The public surface of pyspark_connect_web is intentionally tiny: you install() the patch once, then use ordinary PySpark. Everything else (DataFrame, Column, functions, SparkSession) is upstream PySpark, documented by the PySpark project.

import pyspark_connect_web as pcw
pcw.install()

from pyspark.sql import SparkSession
spark = SparkSession.builder.remote("sc://localhost:8081/;transport=grpcweb").getOrCreate()

All names below are importable both from the top-level package (pyspark_connect_web) and from pyspark_connect_web.patch.

Functions

install() -> None

Monkey-patch pyspark.sql.connect so the Connect client speaks grpc-web over the blocking browser bridge instead of grpcio. Idempotent - calling it more than once is a no-op. Raises UnsupportedPySparkError if the installed PySpark is outside SUPPORTED_PYSPARK_RANGE.

uninstall() -> None

Restore the original (unpatched) pyspark.sql.connect symbols. Idempotent.

is_installed() -> bool

Return True if the patch is currently installed.

set_stub_factory(factory: Optional[StubFactory]) -> None

Override the factory that builds the gRPC-service stub the patched client uses. Pass None to restore the default (the grpc-web stub). Primarily a pluggable hook for wiring an alternate transport or injecting a fake in tests.

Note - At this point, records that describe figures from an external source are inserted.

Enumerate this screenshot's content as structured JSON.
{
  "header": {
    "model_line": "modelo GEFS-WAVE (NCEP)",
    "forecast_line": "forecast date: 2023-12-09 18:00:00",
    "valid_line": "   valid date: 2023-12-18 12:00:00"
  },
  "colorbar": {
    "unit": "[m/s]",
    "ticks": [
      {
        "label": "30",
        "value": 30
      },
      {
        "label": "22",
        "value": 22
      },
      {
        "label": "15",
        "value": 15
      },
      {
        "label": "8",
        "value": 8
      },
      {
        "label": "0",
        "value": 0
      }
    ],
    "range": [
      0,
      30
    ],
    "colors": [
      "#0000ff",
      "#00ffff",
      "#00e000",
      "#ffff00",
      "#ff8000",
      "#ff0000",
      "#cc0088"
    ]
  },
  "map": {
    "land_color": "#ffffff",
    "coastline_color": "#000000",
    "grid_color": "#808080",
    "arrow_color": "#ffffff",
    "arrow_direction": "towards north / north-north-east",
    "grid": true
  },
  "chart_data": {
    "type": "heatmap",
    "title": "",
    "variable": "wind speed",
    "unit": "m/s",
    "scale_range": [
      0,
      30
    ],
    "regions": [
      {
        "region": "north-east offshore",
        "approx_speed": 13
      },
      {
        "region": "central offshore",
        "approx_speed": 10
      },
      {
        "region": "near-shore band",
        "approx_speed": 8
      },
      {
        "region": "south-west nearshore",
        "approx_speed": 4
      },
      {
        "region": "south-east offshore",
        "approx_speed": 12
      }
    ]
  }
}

set_channel_factory(factory: Optional[ChannelFactory]) -> None

Override the factory that builds the SyncChannel backing the stub. Pass None to restore the default (the SAB bridge channel). Used to inject a fake/loopback channel in tests and integration harnesses.

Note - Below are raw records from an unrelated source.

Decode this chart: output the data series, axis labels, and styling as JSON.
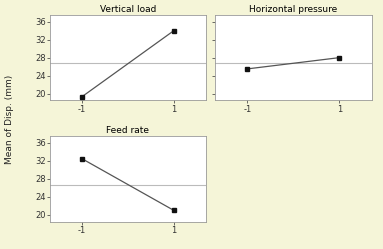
{
  "subplots": [
    {
      "title": "Vertical load",
      "x": [
        -1,
        1
      ],
      "y": [
        19.3,
        34.0
      ],
      "show_yticks": true
    },
    {
      "title": "Horizontal pressure",
      "x": [
        -1,
        1
      ],
      "y": [
        25.5,
        28.0
      ],
      "show_yticks": false
    },
    {
      "title": "Feed rate",
      "x": [
        -1,
        1
      ],
      "y": [
        32.5,
        21.0
      ],
      "show_yticks": true
    }
  ],
  "grand_mean": 26.7,
  "ylabel": "Mean of Disp. (mm)",
  "yticks": [
    20,
    24,
    28,
    32,
    36
  ],
  "xticks": [
    -1,
    1
  ],
  "xlim": [
    -1.7,
    1.7
  ],
  "ylim": [
    18.5,
    37.5
  ],
  "background_color": "#f5f5d8",
  "panel_background": "#ffffff",
  "line_color": "#555555",
  "point_color": "#111111",
  "mean_line_color": "#bbbbbb",
  "title_fontsize": 6.5,
  "tick_fontsize": 6,
  "ylabel_fontsize": 6.5
}
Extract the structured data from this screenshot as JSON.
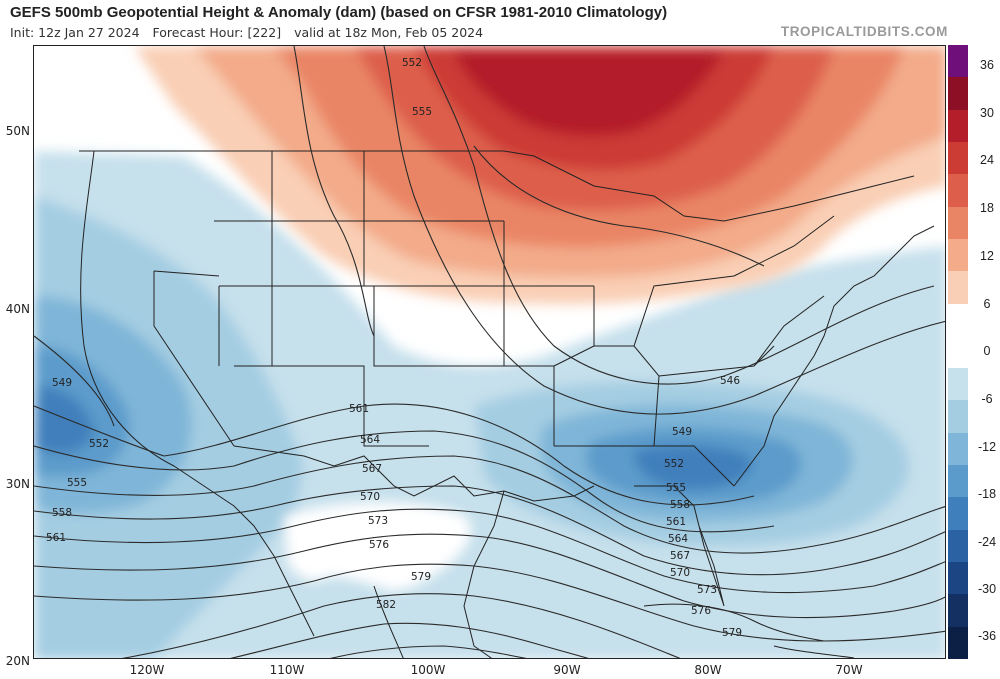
{
  "header": {
    "title": "GEFS 500mb Geopotential Height & Anomaly (dam) (based on CFSR 1981-2010 Climatology)",
    "init": "Init: 12z Jan 27 2024",
    "forecast_hour": "Forecast Hour: [222]",
    "valid": "valid at 18z Mon, Feb 05 2024",
    "brand": "TROPICALTIDBITS.COM"
  },
  "map": {
    "latitudes": [
      "50N",
      "40N",
      "30N",
      "20N"
    ],
    "longitudes": [
      "120W",
      "110W",
      "100W",
      "90W",
      "80W",
      "70W"
    ],
    "contours": {
      "552a": "552",
      "555a": "555",
      "549w": "549",
      "552w": "552",
      "555w": "555",
      "558w": "558",
      "561w": "561",
      "561c": "561",
      "564c": "564",
      "567c": "567",
      "570c": "570",
      "573c": "573",
      "576c": "576",
      "579c": "579",
      "582c": "582",
      "546e": "546",
      "549e": "549",
      "552e": "552",
      "555e": "555",
      "558e": "558",
      "561e": "561",
      "564e": "564",
      "567e": "567",
      "570e": "570",
      "573e": "573",
      "576e": "576",
      "579e": "579"
    }
  },
  "colorbar": {
    "ticks": [
      "36",
      "30",
      "24",
      "18",
      "12",
      "6",
      "0",
      "-6",
      "-12",
      "-18",
      "-24",
      "-30",
      "-36"
    ],
    "colors": [
      "#6e0f7a",
      "#8c0f26",
      "#b31e2a",
      "#cc3b34",
      "#dd5f4b",
      "#e98565",
      "#f3ab8a",
      "#f9cfb5",
      "#ffffff",
      "#ffffff",
      "#c6e0ec",
      "#a4cde2",
      "#7fb5d8",
      "#5b9bcb",
      "#3f7fbb",
      "#2a62a3",
      "#1c4683",
      "#142f62",
      "#0c1f45"
    ]
  }
}
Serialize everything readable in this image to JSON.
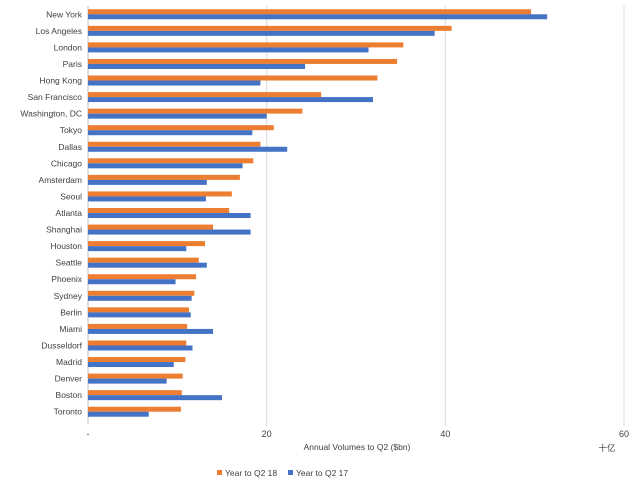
{
  "chart_data": {
    "type": "bar",
    "orientation": "horizontal",
    "categories": [
      "New York",
      "Los Angeles",
      "London",
      "Paris",
      "Hong Kong",
      "San Francisco",
      "Washington, DC",
      "Tokyo",
      "Dallas",
      "Chicago",
      "Amsterdam",
      "Seoul",
      "Atlanta",
      "Shanghai",
      "Houston",
      "Seattle",
      "Phoenix",
      "Sydney",
      "Berlin",
      "Miami",
      "Dusseldorf",
      "Madrid",
      "Denver",
      "Boston",
      "Toronto"
    ],
    "series": [
      {
        "name": "Year to Q2 18",
        "color": "#ED7D31",
        "values": [
          49.6,
          40.7,
          35.3,
          34.6,
          32.4,
          26.1,
          24.0,
          20.8,
          19.3,
          18.5,
          17.0,
          16.1,
          15.8,
          14.0,
          13.1,
          12.4,
          12.1,
          11.9,
          11.3,
          11.1,
          11.0,
          10.9,
          10.6,
          10.5,
          10.4
        ]
      },
      {
        "name": "Year to Q2 17",
        "color": "#4472C4",
        "values": [
          51.4,
          38.8,
          31.4,
          24.3,
          19.3,
          31.9,
          20.0,
          18.4,
          22.3,
          17.3,
          13.3,
          13.2,
          18.2,
          18.2,
          11.0,
          13.3,
          9.8,
          11.6,
          11.5,
          14.0,
          11.7,
          9.6,
          8.8,
          15.0,
          6.8
        ]
      }
    ],
    "xlabel": "Annual Volumes to Q2 ($bn)",
    "unit_note": "十亿",
    "xlim": [
      0,
      60
    ],
    "xticks": [
      {
        "value": 0,
        "label": "-"
      },
      {
        "value": 20,
        "label": "20"
      },
      {
        "value": 40,
        "label": "40"
      },
      {
        "value": 60,
        "label": "60"
      }
    ],
    "grid": true,
    "legend_position": "bottom"
  }
}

check_pyspark_version(version: Optional[str] = None) -> tuple[int, int]

Validate the PySpark version (defaults to the installed one) against SUPPORTED_PYSPARK_RANGE, returning (major, minor). Raises UnsupportedPySparkError if out of range.

Constants

SUPPORTED_PYSPARK_RANGE

str - the supported PySpark version specifier, currently ">=4.0".

__version__

str - the installed pyspark-connect-web version.

Exceptions

UnsupportedPySparkError

Subclass of RuntimeError, raised by install() / check_pyspark_version() when the running PySpark is outside the supported range.

Protocols (transport seam)

These describe the seam the factories above plug into; see Architecture and the transport contract for the full contract.

  • SyncChannel - a blocking byte transport with unary(...) and server_stream(...) methods (implemented by the SAB bridge in the browser, or by a loopback in tests).
  • StubFactory / ChannelFactory - callables that build the service stub and the SyncChannel, respectively.